Various forms of machine-readable media may be involved in carrying one or more sequences of one or more instructions to processor 504 for execution. For example, the instructions may initially be carried on a magnetic disk of a remote computer. The remote, computer can load the instructions into its dynamic memory and send the instructions over a telephone line using a modem. A modem local to computer system 500 can receive the data on the telephone line and use an infra-red transmitter to convert the data to an infra-red signal. An infra-red detector can receive the data carried in the infra-red signal and appropriate circuitry can place the data on bus 502. Bus 502 carries the data to main memory 506, from which processor 504 retrieves and executes the instructions. The instructions received by main memory 506 may optionally be stored on storage device 510 either before or after execution by processor 504.
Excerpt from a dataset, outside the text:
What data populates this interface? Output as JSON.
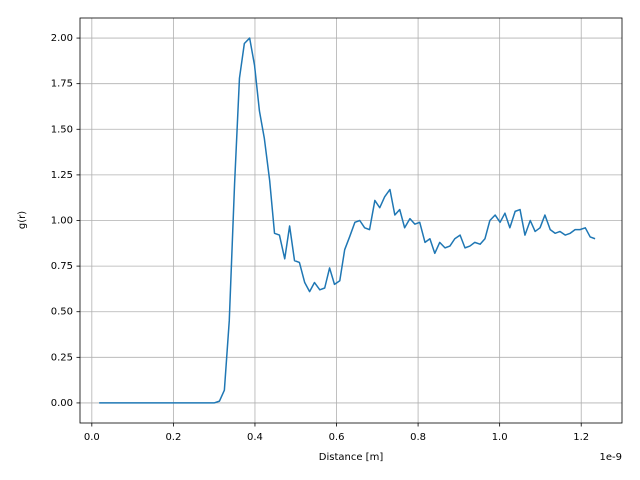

Computer system 500 also includes a communication interface 518 coupled to bus 502. Communication interface 518 provides a two-way data communication coupling to a network link 520 that is connected to a local network 522. For example, communication interface 518 may be an integrated services digital network (ISDN) card or a modem to provide a data communication connection to a corresponding type of telephone line. As another example, communication interface 518 may be a local area network (LAN) card to provide a data communication connection to a compatible LAN. Wireless links may also be implemented. In any such implementation, communication interface 518 sends and receives electrical, electromagnetic or optical signals that carry digital data streams representing various types of information.
Network link 520 typically provides data communication through one or more networks to other data devices. For example, network link 520 may provide a connection through local network 522 to a host computer 524 or to data equipment operated by an Internet Service Provider (ISP) 526. ISP 526 in turn provides data communication services through the world wide packet data communication network now commonly referred to as the “Internet” 528. Local network 522 and Internet 528 both use electrical, electromagnetic or optical signals that carry digital data streams. The signals through the various networks and the signals on network link 520 and through communication interface 518, which carry the digital data to and from computer system 500, are exemplary forms of carrier waves transporting the information.
Computer system 500 can send messages and receive data, including program code, through the network(s), network link 520 and communication interface 518. In the Internet example, a server 530 might transmit a requested code for an application program through Internet 528, ISP 526, local network 522 and communication interface 518. 100491 The received code may be executed by processor 504 as it is received, and/or stored in storage device 510, or other non-volatile storage for later execution. In this manner, computer system 500 may obtain application code in the form of a carrier wave.
In the foregoing specification, embodiments of the invention have been described with reference to numerous specific details that may vary from implementation to implementation. Thus, the sole and exclusive indicator of what is the invention, and is intended by the applicants to be the invention, is the set of claims that issue from this application, in the specific form in which such claims issue, including any subsequent correction. Any definitions expressly set forth herein for terms contained in such claims shall govern the meaning of such terms as used in the claims. Hence, no limitation, element, property, feature, advantage or attribute that is not expressly recited in a claim should limit the scope of such claim in any way. The specification and drawings are, accordingly, to be regarded in an illustrative rather than a restrictive sense.